宝塔下了凳子,推开窗去看,窗外面没有人啊。冷风一不留神就往脖子里钻,冻得姑娘眯了眯眼,赶紧关窗。
何曜急了,蹲在墙头上低喊,“宝塔,是我!”
窗子又开了,宝塔循着声音去看,发现墙头上蹲了个人,是那个借给她衣裳的大个子,她不记得人家叫什么了,只眨眼说了句,“.....是你呀。”
何曜把系好的披风包袱拿起来,“你让开些,离窗口远点。”
宝塔不懂,她想起来爹爹昨日的教导:往后不许与那个人说话。不然爹爹就不高兴,一不高兴就伤心,伤心了身体就不好。
她反应过来,好像方才与他说话了。
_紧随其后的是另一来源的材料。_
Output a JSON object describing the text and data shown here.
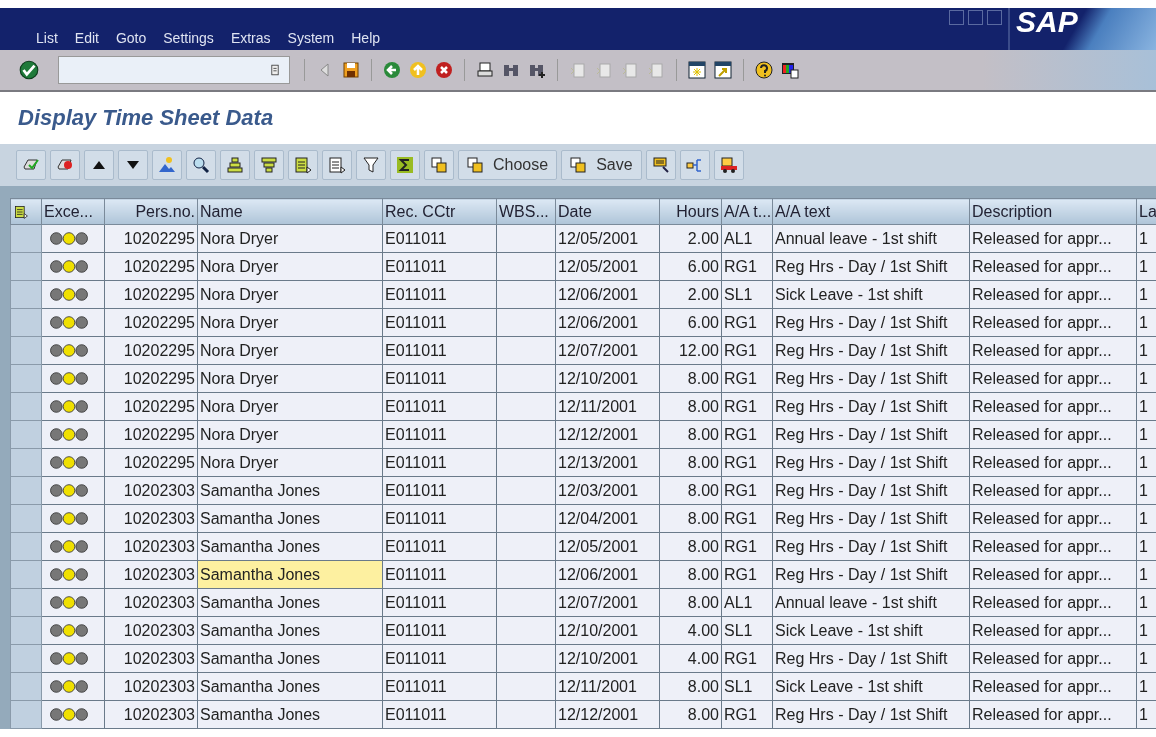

赶紧闭好了嘴。
何曜叫她往后站,免得砸着,宝塔想问他为什么,但是她答应爹了不能跟他说话,也就闭嘴憋着不问了。听话的往后挪了一步。
何曜轻轻一使劲便把那黑乎乎的包袱扔进来了,他嘱咐她,“里面都是零嘴,听说是你们女孩爱吃的。你没事的时候拿出来吃。别跟旁人说,要是吃完了还想要,我再买给你。”
有好吃的....
宝塔闭着嘴点头,眼睛弯弯的,心里想的是:我听爹爹的话了,没跟他说话。
何曜蹲在墙头上,她站在窗户里。看着看着他就挠头笑了,“快关上窗,外面冷。”
“啪”一声,那窗子关的好利落。
何曜摸摸鼻子,竟有点失落。磨蹭了好一会儿才翻身下去。